We know it works, but we really wish we knew why it works. The inquisitive part of me has an innate desire to know why things work, so it has been difficult knowing that we simply don't have the data or research showing us how and why it works exactly. The docs and researchers are fairly confident that it changes something in the interstitial cells of cajal, which are the cells found in the GI tract (esophagus, stomach, small intestine, and colon) that are the pacemaker cells of the gut. I find it no coincidence that these cells also contain an abundance of mitochondria (usually meaning that the function of the cell requires a lot of energy) and to quote this journal article, "mitochondrial Ca2+ handling may underlie the dependence of gastrointestinal pacemaking on oxidative metabolism." In my very unprofessional opinion, I wonder if dysfunction in these cajal cells are truly the catalyst behind mitochondrial disease-induced gastrointestinal dysfunction and failure, especially since they work as the intermediaries between the nerve cells and smooth muscle cells in the GI tract. As these cells succumb to apoptosis, it seems that the gut will lose its pacemaking abilities, thus creating the failure to move food through.
And to further that thought process, I wonder if the high frequency/low energy stimulation Nate is receiving from this device could be reducing the workload of his mitochondria in his cajal cells, thus decreasing the oxidative stress in these cells and allowing them to perform more optimally. If this is the case, the patient would need to still have a good amount of cajal cells for it to work, as they know through past biopsies that the stimulation does not work if the cells are depleted or severely low in number. Obviously, these are just theories circling around in this rattly ole' cranium of mine. We need research...we need understanding.Pending insurance approval (this is a very, very, very expensive device that will be implanted internally...think in the ballpark of a Hummer with blinging rims and a deafening sound system), Nate will have the permanent GI stimulator placed on October 11th. The device will lie in a subcutaneous pocket in the abdominal wall, and the leads will be screwed into the stomach muscle.

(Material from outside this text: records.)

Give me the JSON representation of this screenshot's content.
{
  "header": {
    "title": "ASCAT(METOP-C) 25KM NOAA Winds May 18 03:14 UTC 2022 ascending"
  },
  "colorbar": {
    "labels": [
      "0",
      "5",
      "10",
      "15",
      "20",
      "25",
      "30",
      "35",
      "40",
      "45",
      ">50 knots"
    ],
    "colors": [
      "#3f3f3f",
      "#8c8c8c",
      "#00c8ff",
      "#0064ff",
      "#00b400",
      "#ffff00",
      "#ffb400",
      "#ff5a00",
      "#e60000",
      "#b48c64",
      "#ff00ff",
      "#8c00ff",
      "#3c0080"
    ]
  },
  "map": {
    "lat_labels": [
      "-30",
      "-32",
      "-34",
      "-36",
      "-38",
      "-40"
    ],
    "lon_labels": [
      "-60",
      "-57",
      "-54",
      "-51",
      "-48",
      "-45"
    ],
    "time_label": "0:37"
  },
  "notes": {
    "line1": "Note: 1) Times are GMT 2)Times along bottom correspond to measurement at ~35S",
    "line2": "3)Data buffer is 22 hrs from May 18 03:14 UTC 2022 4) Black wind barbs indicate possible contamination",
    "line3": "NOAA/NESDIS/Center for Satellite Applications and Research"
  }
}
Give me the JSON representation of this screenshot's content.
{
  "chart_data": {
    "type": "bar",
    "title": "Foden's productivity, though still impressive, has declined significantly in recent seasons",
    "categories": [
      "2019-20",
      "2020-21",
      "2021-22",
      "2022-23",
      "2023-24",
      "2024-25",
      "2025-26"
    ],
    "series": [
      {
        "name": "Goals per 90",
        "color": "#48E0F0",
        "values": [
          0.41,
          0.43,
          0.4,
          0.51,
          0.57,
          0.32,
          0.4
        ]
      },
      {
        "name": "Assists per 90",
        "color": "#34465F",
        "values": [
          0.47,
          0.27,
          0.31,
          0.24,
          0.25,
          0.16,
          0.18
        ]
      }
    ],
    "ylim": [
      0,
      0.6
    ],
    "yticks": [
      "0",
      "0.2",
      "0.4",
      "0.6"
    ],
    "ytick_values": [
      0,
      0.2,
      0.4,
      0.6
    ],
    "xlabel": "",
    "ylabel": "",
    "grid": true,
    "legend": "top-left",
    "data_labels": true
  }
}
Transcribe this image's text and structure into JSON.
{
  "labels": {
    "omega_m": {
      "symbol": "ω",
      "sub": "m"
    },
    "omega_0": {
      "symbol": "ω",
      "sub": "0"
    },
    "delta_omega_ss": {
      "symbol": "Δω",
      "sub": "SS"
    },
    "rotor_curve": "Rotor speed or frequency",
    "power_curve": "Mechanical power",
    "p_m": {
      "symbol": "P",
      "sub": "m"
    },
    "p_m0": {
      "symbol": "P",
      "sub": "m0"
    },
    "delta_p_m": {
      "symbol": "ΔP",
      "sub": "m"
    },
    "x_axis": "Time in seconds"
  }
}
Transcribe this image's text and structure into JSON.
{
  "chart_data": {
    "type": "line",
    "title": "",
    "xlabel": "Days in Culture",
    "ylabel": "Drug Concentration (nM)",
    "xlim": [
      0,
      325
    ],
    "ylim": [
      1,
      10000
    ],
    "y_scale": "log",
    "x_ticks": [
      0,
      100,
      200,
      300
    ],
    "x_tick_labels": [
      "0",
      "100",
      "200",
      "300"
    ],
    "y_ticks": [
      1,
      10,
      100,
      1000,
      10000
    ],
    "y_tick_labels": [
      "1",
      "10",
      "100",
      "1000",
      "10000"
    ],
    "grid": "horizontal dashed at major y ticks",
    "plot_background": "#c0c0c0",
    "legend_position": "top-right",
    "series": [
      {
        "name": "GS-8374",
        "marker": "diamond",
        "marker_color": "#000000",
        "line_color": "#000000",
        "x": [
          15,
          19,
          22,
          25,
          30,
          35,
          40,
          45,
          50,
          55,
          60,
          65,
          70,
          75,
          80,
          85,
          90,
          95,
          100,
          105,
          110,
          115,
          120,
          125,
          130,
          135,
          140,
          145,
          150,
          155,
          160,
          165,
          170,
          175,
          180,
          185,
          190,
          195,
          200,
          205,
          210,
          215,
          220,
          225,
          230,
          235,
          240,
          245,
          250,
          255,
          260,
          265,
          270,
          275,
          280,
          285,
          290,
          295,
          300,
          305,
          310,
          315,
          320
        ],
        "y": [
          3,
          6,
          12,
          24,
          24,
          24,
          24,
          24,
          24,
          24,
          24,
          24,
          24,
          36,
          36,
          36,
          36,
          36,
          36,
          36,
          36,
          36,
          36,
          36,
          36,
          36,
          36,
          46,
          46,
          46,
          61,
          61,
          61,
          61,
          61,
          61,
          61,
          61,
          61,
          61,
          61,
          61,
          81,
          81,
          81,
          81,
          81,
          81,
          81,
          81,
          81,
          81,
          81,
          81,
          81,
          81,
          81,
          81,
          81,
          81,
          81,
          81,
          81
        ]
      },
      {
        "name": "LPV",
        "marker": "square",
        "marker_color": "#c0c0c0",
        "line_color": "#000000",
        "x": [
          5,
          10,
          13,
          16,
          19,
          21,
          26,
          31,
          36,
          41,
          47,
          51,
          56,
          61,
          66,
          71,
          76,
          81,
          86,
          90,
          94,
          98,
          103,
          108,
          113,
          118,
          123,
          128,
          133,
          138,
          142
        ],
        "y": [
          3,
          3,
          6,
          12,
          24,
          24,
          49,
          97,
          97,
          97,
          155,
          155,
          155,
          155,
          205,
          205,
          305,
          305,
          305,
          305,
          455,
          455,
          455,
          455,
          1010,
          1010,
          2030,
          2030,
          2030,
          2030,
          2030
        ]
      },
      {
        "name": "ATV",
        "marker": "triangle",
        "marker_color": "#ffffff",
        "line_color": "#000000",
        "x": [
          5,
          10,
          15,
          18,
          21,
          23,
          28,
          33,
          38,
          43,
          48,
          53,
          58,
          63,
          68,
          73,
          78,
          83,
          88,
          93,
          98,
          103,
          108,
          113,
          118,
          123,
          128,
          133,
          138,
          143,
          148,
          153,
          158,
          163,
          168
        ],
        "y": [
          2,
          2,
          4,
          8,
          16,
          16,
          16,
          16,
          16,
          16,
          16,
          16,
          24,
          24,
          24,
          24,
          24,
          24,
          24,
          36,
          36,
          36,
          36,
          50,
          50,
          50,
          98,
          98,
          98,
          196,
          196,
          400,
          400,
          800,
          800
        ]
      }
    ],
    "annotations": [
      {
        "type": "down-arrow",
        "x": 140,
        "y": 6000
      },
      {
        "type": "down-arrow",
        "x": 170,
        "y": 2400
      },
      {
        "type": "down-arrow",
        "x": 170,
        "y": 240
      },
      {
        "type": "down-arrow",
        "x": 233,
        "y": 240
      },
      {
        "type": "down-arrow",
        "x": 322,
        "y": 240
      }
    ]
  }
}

Right now with the temporary stimulator, the leads are screwed into the mucosal lining of the stomach, but since food hits them and there is so much movement at that part of the stomach, the leads migrate and come loose easier...thus the reason why it is a temporary placement. The leads of the permanent one will be in a place where this shouldn't happen, although due to this, the response of the stimulation usually takes a lot longer than the temporary one, and it isn't usually quite as effective. He more than likely won't get as good of symptom control and treatment as he is currently getting with this temporary stimulator...but it will still be a whole lot better than it was before. Its another one of those questions that don't have answers to yet...why does the temporary vs. permanent placement of these leads give varying reactions? Hopefully we can get answers as research continues and tailor the treatment as we know more.
This summer shall be known as the summer when Nate didn't have a real bath for a full 2 months. Believe me, that kid can have all kinds of funky smells emitting from his body. It will be nice to plop him in a sudsy bath again and give him a good washin'. There's only so much you can do with sponge baths.
But I also hope that when we look back over the past few months, we also realize that it is the summer where Nate made a turn-around. I pray that this treatment continues to work and that my little man continues to improve and can get several more years of use with his stomach and intestines. We have been blessed with many incredible opportunities in regards to Nate's medical care, and we are abundantly thankful.